Slowing things down, understanding yourself and practising mindfulness all contribute to becoming a more patient leader
by Bethan Rees
As the adage goes, patience is a virtue, and it can be an effective value in leadership. David Sluss, associate professor of organisational behaviour at Scheller College of Business, says in a Harvard Business Review article: "Leading effectively – especially during a crisis – takes patience. If you can’t retain your composure in the face of frustration or adversity, you won’t be able to keep others calm. When your direct reports show signs of strain, you need to support them, not get irritated."
Sluss surveyed 578 full-time working professionals in the US across a range of sectors during the Covid-19 lockdown. He asked about their immediate supervisor’s leadership behaviours and patience levels and asked respondents to self-report their levels of creativity, productivity and collaboration. "Their responses revealed that patience had a powerful effect: when leaders demonstrated it (meaning their employees’ ratings put them in the highest quartile) … [their] creativity and collaboration increased by an average of 16% and their productivity by 13%."
In an article published by Medium, management solutions firm Not Just Leadership says that patience is a leadership quality that is often overlooked. "There are most certainly times when you need to move quickly and decidedly, but if you are being a good leader, these moments will be rare," it says.
"Working at a slow and smooth pace reduces mistakes and re-dos"In another article published by Medium, Thomas Oppong writes: "When you are impatient, you feel rushed, stressed and unhappy nearly all the time – especially if the same situation repeats over and over again … your stress hormone levels rise, which in turn triggers the flight or fight response – this can lead to a panic attack or an anxiety attack and generally a whole host of negative consequences on your health."
Here are some tips to develop this important virtue.
Slow is smooth
By taking influence from US Navy SEALs, leaders could redefine the meaning of speed and operate with a level of patience, rather than urgency. Sluss writes that SEALs are known for their saying "slow is smooth, and smooth is fast". He continues: "These rapid-response special forces teams are paradoxically methodical and patient in both planning and executing their time-critical missions. They have learnt over 60 years of operating in crisis situations that working at a slow and smooth pace reduces mistakes and re-dos and in the end speeds up the mission. In short, they have learnt that leaders shouldn’t confuse operational speed (moving quickly) with strategic speed (reducing the time it takes to deliver value)."
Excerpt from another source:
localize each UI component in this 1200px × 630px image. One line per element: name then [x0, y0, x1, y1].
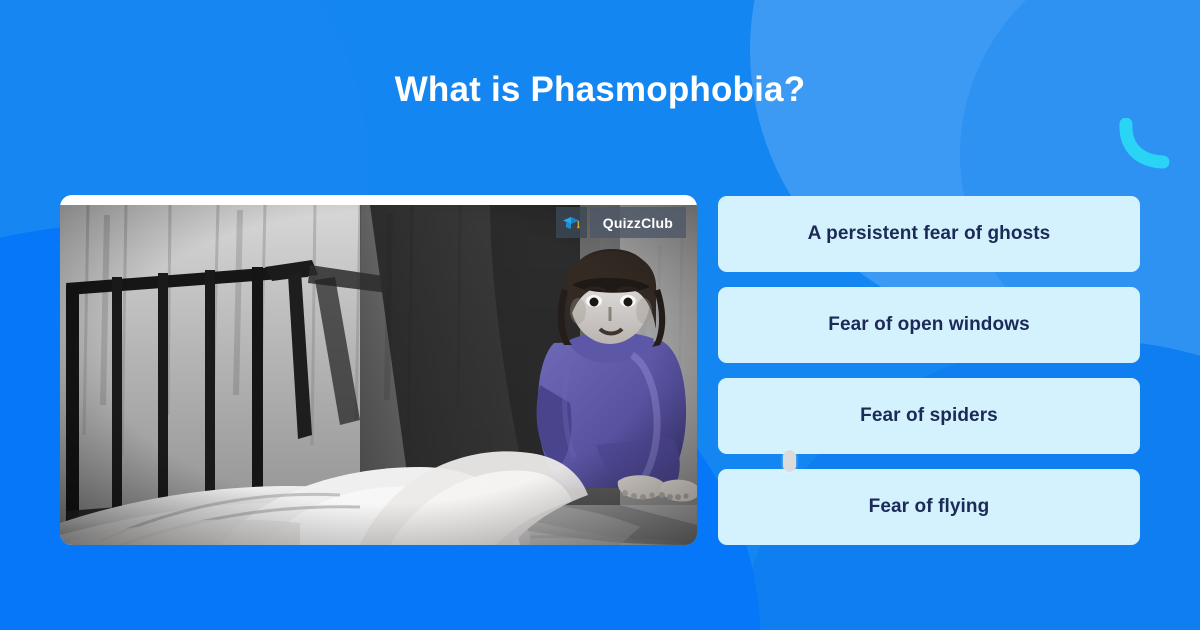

What's making you impatient?
Identifying what makes you feel impatient is a good place to start in improving patience. Sarah DiGiulio in an article for NBC News says to recognise when you're "starting to feel activated" and to "identify what emotion is at the heart of the response, causing you to get heated". For example, your co-worker has missed a deadline. In this scenario try and reframe the situation. "Put yourself in the other person's shoes," DiGiulio writes. "My co-worker isn’t purposefully trying to miss his deadlines, he has a lot on his plate."
"Taking a walk to clear your head can be helpful in getting refocused on what's important"
Oppong echoes the reframing point. "Instead of dwelling on your irritation, think about something productive you will do with your time later in the day. Letting go of your frustration in this way will instantly make you feel better," he writes. "Think with your purpose in mind. Remember the benefits and importance of controlling your emotions or frustrations."
In an Inc article Rhett Power, head coach at Power Coaching and Consulting, says, "most people have several tasks in their head and they jump from thought to thought without taking the time to finish one task". Therefore, he says, as we try and multitask, it can feel frustrating when we’re not making progress, and this could be a trigger of impatience. Being mindful of our thoughts can slow you down and help focus on one task at a time, therefore removing the triggers that stress you out, he explains.
Breathing, meditation and mindfulness
Something as simple as taking deep breaths can calm the mind and the body when under stress – and stress can trigger feelings of impatience. Power says this is the easiest way to ease any impatient feelings. "If breathing doesn't help, I find taking a walk to clear your head can be helpful in getting refocused on what's important," he adds.
As a Review article explains, mindfulness is a helpful tool for dealing with stress and negative emotions. This sentiment is echoed in a Consulting.com article, which says mindfulness and meditation are "especially effective for impatience".
"Mindfulness is considered to be a mental skill in which proponents pay attention to the present moment, allowing them to feel aware of thoughts and feelings, and be grateful for the small things. Meditation is a chance to simply breathe, feel the body relax, and focus on nothing more than the next breath, which can help 'reset' thinking and move the focus away from negative emotions," the article says. These two in tandem can "offer a powerful antidote to the stress of impatience".
Patience can be learnt. By being a patient leader, this will have a positive impact on your team, whether that's higher productivity, lower stress levels or heightened creativity.